On the next slide, I calculated the mean difference between the beta estimate of the full model, considering the process history, and the reduced model without across-stage interaction interactions which doesn't consider the process history.
As we can see for big effect sizes of these across-stage interactions, there's quite a big difference in the mean beta estimates for the full model and the model without across-stage interactions. Whereas for small effect size of these across-stage interactions, there's a really marginal difference.
What I would like to show to you on the next slide are the variance components. Again, the comparison of the full model, considering process history, considering these across-stage interactions, and we can see that the variance components are estimated correctly here with 0.25 independent of the effect size of these across-stage interactions. Whereas for the reduced model without across-stage interactions, we can see that we have a very inflated whole plot variance compared to the residual variance.
The smaller the effect size of these across-stage interactions, the closer these variance components get to the actual simulated of the variance components. This inflated whole plot variance is probably due to the model explaining some of this variance due to the missing interaction terms in the model by inflating this whole plot variance term.

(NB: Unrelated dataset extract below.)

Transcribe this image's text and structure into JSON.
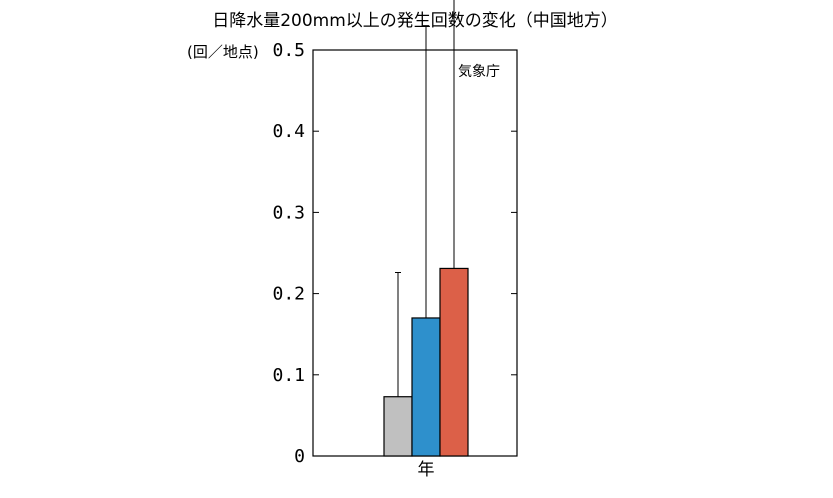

This brings me to the conclusion, so to the final of my presentation. What we saw was that for very small across-stage interactions, meaning a small effect of process history, the model without across-stage interactions projects onto the full model, which accommodates for the process history. Meaning that these across-stage interactions could be potentially neglected in modeling.
Whereas when we have big across-stage interactions or a high impact of process history, we can see quite a big impact on the beta estimate, which can be seen at the difference between the mean beta estimate of the full model compared to the model without across-stage interactions. This is partwise compensated in the model without across-stage interactions by an inflated whole-plots variants.
To give a really brief outlook, we would like to generalize these results maybe by quantifying the magnitude of across-stage interactions compared to non-across-stage interactions to get a way to compare them to actual experimental results that we will hopefully obtain in the future.
Furthermore, we would like to extend this benchmarking to further modeling approaches such as stage-wise regression models, as well as using the Functional Data Explorer for analyzing iDoE data.
That's the end of my presentation. I want to thank you all very much for listening, and I want to especially thank Verena and Beate for the supervision and the guidance during my PhD project.